Marchand de salades. Avant les Jeux olympiques de Pékin, on brandissait toutes sortes de sanctions. Après les JO, l’Italie a signé de nouveaux contrats industriels, très juteux, avec la Chine. La Ligue [du Nord, membre du gouvernement, ndlr] et le gouvernement ont déclaré qu’on ne traite pas avec l’Islam. Berlusconi réalisera une grosse affaire en construisant une autoroute en Libye. Et pour finir, un mensonge sans gravité, mais pathétique: Silvio a dit à plusieurs reprises qu’il mesure 1,72 m. Dix centimètres de mensonge, plus ou moins le nez de Pinocchio. Mais Berlusconi n’est pas le seul marchand de salades. Le maire de Rome, Gianni Alemanno, et le ministre de la Défense, le mussolinien nostalgique Ignazio La Russa, ont dit que le fascisme était une chose, et que les lois raciales en étaient une autre. Une falsification historique, ou une découverte sensationnelle, qu’ils ont été les seuls à faire.
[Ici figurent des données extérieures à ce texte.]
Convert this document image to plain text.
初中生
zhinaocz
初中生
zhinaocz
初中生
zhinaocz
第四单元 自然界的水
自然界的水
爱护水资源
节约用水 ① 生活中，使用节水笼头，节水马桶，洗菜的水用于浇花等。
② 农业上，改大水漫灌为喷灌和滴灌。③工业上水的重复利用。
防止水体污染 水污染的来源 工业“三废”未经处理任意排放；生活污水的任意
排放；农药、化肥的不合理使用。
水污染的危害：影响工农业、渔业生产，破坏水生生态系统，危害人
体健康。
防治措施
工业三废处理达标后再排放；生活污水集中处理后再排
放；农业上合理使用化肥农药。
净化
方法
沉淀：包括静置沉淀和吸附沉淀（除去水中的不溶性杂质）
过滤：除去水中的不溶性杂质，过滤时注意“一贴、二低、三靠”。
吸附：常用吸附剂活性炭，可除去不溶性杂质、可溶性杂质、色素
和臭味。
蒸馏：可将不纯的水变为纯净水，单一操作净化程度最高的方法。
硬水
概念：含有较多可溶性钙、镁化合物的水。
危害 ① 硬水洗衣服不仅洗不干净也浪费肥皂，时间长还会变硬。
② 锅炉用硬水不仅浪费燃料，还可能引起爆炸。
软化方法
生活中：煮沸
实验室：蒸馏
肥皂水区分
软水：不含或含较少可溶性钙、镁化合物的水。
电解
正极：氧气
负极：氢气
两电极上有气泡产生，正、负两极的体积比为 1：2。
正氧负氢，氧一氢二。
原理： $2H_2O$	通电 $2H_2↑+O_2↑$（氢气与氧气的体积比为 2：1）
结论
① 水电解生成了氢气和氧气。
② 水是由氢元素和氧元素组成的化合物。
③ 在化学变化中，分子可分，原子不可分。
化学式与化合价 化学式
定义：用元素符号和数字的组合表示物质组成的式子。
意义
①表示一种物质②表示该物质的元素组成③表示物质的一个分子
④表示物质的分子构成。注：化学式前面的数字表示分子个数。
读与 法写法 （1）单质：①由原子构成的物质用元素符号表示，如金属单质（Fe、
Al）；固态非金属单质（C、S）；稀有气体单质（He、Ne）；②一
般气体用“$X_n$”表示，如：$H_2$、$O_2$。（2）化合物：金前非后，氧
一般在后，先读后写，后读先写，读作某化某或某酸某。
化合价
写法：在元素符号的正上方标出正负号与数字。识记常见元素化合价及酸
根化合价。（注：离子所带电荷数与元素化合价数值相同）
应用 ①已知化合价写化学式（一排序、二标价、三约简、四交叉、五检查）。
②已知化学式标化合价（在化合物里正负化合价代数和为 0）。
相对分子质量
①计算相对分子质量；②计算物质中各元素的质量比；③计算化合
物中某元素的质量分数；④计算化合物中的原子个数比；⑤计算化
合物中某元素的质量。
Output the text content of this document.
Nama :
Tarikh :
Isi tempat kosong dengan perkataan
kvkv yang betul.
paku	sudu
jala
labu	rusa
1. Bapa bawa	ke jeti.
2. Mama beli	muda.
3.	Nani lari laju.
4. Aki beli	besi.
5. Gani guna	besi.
Autre série de mensonges. Gianni Petrucci, le président du Comité olympique Italien, dit que l’Italie est un pays qui fait des progrès dans le domaine sportif, alors que depuis les cinq derniers JO, les médailles diminuent et que dans les établissements scolaires, le sport préféré consiste à tabasser quelqu’un, filmer la scène et la diffuser sur YouTube. Walter Veltroni, le président du Pd [Parti démocrate, gauche, ndlr], dit que ceux qui critiquent son leadership veulent faire parler d’eux dans la presse et seraient prêts à tout pour une photo. Il va d’un talk-show à l’autre et avant les élections, il a fait le tour de Rome en compagnie de George Clooney et de Roberto Benigni. La ministre de l’Education, Mariastella Gelmini a dit: «J’ai toujours pensé qu’il faut rendre transparents et irréprochables les examens d’entrée à l’université.» Mais en ce qui la concerne, elle a passé ses examens non pas à Milan, mais à Reggio de Calabre, où il est plus facile d’être reçu. La ministre néobigote et ancienne pin-up Mara Carfagna a proposé une nouvelle loi contre la prostitution, jurant qu’elle serait efficace. Mensonge: seules quelques pauvres filles qui font le trottoir se retrouveront en prison. Mensonges au plus haut niveau: Napolitano a dit que la constitution doit inspirer chacun de nos actes politiques. Mensonge. La constitution dit que tout citoyen est égal devant la loi, et il a signé un décret qui donne l’impunité aux plus hauts représentants de l’Etat, surtout au Premier ministre.

Pour finir, deux sacrés mensonges du pape, et de taille. Le premier, c’est que l’Eglise versa la majeure partie de ses fonds aux pauvres. Faux: le Vatican garde pour lui 90 % de ses avoirs. Le second, c’est qu’en Italie, il n’y a pas d’hommes politiques catholiques. Lors des dernières élections, c’était à qui serait le plus bigot, et une légion de politiciens divorcés soutenaient l’indissolubilité du mariage.

«Yachts». Dernier mensonge, qui concerne aussi la France: Berlusconi aime Sarkozy. Ce n’est pas vrai, au fond de son cœur, il le déteste car celui-ci lui vole la vedette. Rappelez-vous la phrase célèbre: «Lui, il doit utiliser les yachts des autres alors que moi, j’ai les miens.» Bref, tout est mensonge. Non. Disons que tout cela est relativement sincère et correct en Italie, cela ne fait pas partie de la «grande» politique, on n’en parle pas, on n’en discute pas dans les médias. Peut-être ce refoulement est-il le mensonge le plus néfaste. C’est pourquoi ma prochaine chronique s’intitulera «les belles choses de mon pays». Mais peut-être suis-je en train de vous dire un mensonge?